Joab sent David a full account of the battle. He instructed the messenger: “When you have finished giving the king this account of the battle, the king’s anger may flare up, and he may ask you, ‘Why did you get so close to the city to fight? Didn’t you know they would shoot arrows from the wall? Who killed Abimelech son of Jerub – Besheth? Didn’t a woman throw an upper millstone on him from the wall, so that he died in Thebez? Why did you get so close to the wall?’ If he asks you this, then say to him, ‘Also, your servant Uriah the Hittite is dead.’ “

The messenger set out, and when he arrived he told David everything Joab had sent him to say. The messenger said to David, “The men overpowered us and came out against us in the open, but we drove them back to the entrance to the city gate. Then the archers shot arrows at your servants from the wall, and some of the king’s men died. Moreover, your servant
Uriah the Hittite is dead.”

David told the messenger, “Say this to Joab: ‘Don’t let this upset you; the sword devours one as well as another. Press the attack against the city and destroy it.’ Say this to encourage Joab.”

When Uriah’s wife heard that her husband was dead, she mourned for him. After the time of mourning was over, David had her brought to his house, and she became his wife and bore him a son. But the thing David had done displeased the Lord.

The Consequences

2 Samuel 12:1 – 14

The man who did this deserves to die! He must pay for that lamb four times over, because he did such a thing and had no pity.The Lord sent Nathan to David. When he came to him, he said, “There were two men in a certain town, one rich and the other poor. The rich man had a very large number of sheep and cattle, but the poor man had nothing except one little ewe lamb he had bought. He raised it, and it grew up with him and his children. It shared his food, drank from his cup and even slept in his arms. It was like a daughter to him. “Now a traveler came to the rich man, but the rich man refrained from taking one of his own sheep or cattle to prepare a meal for the traveler who had come to him. Instead, he took the ewe lamb that belonged to the poor man and prepared it for the one who had come to him.”

David burned with anger against the man and said to Nathan, “As surely as the Lord lives, the man who did this deserves to die! He must pay for that lamb four times over, because he did such a thing and had no pity.”

Then Nathan said to David, “You are the man! This is what the Lord , the God of Israel, says: ‘I anointed you king over Israel, and I delivered you from the hand of Saul. I gave your master’s house to you, and your master’s wives into your arms. I gave you the house of Israel and Judah.

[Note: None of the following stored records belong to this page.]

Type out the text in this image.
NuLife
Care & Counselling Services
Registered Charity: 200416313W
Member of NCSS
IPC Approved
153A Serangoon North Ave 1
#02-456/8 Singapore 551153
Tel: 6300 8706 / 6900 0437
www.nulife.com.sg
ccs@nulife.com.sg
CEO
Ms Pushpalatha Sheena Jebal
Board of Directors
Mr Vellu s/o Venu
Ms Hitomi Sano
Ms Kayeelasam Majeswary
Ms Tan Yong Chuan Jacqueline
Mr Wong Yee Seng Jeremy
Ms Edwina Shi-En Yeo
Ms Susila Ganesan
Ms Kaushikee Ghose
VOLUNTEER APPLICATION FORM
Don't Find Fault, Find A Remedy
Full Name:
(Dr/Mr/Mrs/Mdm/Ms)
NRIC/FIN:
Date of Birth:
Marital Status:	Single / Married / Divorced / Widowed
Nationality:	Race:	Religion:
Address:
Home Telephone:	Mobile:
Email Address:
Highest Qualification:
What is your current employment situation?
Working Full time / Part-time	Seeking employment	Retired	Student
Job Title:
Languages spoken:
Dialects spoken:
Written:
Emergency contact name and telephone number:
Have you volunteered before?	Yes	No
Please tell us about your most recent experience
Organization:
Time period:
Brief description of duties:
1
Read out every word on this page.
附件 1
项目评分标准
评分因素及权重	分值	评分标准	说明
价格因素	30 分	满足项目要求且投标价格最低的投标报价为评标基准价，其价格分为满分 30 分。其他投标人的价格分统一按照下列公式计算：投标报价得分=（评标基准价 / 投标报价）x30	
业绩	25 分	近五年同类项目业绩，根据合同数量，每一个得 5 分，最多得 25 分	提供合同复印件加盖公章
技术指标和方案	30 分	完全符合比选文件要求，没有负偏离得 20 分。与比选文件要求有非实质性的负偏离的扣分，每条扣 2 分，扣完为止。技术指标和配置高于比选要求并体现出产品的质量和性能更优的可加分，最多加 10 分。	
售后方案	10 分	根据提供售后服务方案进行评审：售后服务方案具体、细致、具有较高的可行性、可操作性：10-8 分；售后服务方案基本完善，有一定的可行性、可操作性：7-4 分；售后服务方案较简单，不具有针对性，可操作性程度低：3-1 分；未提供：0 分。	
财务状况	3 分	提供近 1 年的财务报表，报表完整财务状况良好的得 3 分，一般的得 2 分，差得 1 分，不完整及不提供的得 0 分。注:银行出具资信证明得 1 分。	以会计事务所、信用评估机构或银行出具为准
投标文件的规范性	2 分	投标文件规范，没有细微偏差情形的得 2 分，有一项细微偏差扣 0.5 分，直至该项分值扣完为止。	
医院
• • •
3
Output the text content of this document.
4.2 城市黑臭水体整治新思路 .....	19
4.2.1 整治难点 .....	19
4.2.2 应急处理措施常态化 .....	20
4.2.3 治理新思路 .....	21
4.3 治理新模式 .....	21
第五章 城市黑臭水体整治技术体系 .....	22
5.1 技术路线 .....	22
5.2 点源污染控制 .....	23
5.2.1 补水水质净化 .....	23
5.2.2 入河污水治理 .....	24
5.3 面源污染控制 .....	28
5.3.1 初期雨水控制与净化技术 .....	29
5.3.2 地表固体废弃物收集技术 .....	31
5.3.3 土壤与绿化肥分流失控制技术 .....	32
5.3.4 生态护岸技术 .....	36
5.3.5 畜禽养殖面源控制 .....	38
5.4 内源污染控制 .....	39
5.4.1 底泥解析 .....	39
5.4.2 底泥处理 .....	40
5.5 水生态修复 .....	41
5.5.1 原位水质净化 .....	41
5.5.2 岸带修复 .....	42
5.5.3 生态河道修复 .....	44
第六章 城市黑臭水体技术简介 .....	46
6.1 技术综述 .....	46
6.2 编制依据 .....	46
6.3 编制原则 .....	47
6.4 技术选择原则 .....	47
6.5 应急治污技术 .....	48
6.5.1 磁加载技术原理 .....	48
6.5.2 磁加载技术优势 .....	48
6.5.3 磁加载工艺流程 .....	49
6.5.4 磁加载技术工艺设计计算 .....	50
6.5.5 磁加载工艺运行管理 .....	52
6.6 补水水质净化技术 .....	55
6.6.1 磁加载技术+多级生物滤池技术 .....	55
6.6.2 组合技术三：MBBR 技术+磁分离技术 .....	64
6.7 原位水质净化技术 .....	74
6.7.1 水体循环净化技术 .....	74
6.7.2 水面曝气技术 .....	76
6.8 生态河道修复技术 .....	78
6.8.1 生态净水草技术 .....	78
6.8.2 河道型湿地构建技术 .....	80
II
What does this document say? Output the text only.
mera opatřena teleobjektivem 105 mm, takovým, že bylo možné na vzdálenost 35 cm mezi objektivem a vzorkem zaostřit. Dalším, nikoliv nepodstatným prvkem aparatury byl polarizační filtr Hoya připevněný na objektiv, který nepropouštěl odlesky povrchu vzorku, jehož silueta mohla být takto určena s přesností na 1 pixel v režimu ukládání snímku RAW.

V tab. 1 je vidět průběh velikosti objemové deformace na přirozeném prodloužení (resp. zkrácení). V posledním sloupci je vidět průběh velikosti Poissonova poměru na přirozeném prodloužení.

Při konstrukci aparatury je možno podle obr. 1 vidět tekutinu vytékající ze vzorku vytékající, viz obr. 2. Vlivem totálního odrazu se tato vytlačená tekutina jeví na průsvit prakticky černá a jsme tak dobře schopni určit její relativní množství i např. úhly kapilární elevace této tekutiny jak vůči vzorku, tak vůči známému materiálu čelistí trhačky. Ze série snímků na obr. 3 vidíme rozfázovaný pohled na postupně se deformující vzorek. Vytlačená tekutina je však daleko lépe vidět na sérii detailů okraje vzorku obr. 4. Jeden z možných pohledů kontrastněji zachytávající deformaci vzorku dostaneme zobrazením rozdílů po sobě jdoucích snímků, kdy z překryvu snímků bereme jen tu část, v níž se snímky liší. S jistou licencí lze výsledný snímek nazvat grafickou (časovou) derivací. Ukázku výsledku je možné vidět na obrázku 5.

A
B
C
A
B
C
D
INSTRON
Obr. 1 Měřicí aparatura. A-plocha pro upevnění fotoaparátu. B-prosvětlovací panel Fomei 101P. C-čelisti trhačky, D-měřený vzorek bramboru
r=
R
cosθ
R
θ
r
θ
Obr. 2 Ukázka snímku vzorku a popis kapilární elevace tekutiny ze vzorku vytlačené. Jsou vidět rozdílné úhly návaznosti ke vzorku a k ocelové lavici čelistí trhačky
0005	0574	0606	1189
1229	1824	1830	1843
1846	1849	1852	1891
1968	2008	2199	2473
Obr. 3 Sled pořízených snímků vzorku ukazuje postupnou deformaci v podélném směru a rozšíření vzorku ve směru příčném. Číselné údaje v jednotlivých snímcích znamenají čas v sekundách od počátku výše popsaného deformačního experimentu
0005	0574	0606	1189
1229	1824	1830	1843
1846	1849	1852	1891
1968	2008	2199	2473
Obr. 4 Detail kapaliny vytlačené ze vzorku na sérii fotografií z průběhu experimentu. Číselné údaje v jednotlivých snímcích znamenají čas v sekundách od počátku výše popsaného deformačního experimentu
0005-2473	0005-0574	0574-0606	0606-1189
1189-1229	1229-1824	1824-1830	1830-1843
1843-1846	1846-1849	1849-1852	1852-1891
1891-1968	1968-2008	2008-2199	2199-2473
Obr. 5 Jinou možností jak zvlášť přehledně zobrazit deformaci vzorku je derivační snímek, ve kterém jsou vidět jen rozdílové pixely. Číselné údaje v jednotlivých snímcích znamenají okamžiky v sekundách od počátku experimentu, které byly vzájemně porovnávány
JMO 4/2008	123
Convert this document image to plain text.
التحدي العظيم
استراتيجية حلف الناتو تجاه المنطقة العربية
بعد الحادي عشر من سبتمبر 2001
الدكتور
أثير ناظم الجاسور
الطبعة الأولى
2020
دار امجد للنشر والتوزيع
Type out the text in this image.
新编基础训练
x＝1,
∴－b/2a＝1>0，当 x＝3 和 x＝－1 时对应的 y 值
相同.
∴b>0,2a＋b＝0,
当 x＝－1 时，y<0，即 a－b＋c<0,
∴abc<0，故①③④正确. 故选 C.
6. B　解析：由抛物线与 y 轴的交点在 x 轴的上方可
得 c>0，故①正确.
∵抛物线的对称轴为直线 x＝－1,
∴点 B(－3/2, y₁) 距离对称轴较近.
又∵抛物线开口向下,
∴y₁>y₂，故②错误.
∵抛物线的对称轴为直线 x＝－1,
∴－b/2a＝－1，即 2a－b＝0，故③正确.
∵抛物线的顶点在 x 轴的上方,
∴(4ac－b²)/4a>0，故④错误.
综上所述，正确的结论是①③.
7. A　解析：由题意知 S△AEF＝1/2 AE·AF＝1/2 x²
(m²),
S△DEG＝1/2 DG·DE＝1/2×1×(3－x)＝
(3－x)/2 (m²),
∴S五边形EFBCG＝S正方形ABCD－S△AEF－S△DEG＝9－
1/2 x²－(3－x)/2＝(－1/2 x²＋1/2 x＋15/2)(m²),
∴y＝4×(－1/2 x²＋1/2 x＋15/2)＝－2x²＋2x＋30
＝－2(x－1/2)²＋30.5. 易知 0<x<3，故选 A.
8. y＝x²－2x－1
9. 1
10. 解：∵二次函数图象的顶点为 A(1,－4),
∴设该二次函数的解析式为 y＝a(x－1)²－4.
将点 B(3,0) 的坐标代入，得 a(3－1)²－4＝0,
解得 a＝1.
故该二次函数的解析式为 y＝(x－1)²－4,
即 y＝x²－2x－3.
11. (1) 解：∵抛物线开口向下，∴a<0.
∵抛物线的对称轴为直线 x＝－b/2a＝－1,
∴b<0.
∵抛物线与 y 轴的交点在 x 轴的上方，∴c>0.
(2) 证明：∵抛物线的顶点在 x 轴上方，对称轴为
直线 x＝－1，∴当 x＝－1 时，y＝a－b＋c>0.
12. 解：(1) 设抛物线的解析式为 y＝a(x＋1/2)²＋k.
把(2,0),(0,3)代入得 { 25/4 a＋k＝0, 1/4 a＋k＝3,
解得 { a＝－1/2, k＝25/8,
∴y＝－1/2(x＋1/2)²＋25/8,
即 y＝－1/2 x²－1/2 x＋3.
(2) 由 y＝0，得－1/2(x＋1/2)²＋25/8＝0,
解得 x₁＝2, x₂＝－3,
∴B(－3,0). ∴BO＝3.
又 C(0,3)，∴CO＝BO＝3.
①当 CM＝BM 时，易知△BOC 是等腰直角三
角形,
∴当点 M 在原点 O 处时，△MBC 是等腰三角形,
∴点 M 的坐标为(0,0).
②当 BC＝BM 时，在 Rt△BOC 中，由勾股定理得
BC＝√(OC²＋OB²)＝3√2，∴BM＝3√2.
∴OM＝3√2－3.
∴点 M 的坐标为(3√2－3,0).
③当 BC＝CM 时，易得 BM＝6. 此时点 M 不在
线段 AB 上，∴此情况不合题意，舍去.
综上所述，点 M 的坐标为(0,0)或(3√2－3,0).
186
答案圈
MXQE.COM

And if all this had been too little, I would have given you even more. Why did you despise the word of the Lord by doing what is evil in his eyes? You struck down Uriah the Hittite with the sword and took his wife to be your own. You killed him with the sword of the Ammonites. Now, therefore, the sword will never depart from your house, because you despised me and took the wife of Uriah the Hittite to be your own.’ “This is what the Lord says: ‘Out of your own household I am going to bring calamity upon you. Before your very eyes I will take your wives and give them to one who is close to you, and he will lie with your wives in broad daylight. You did it in secret, but I will do this thing in broad daylight before all Israel.’ “

Then David said to Nathan, “I have sinned against the Lord .”

Nathan replied, “The Lord has taken away your sin. You are not going to die. But because by doing this you have made the enemies of the Lord show
utter contempt, the son born to you will die.”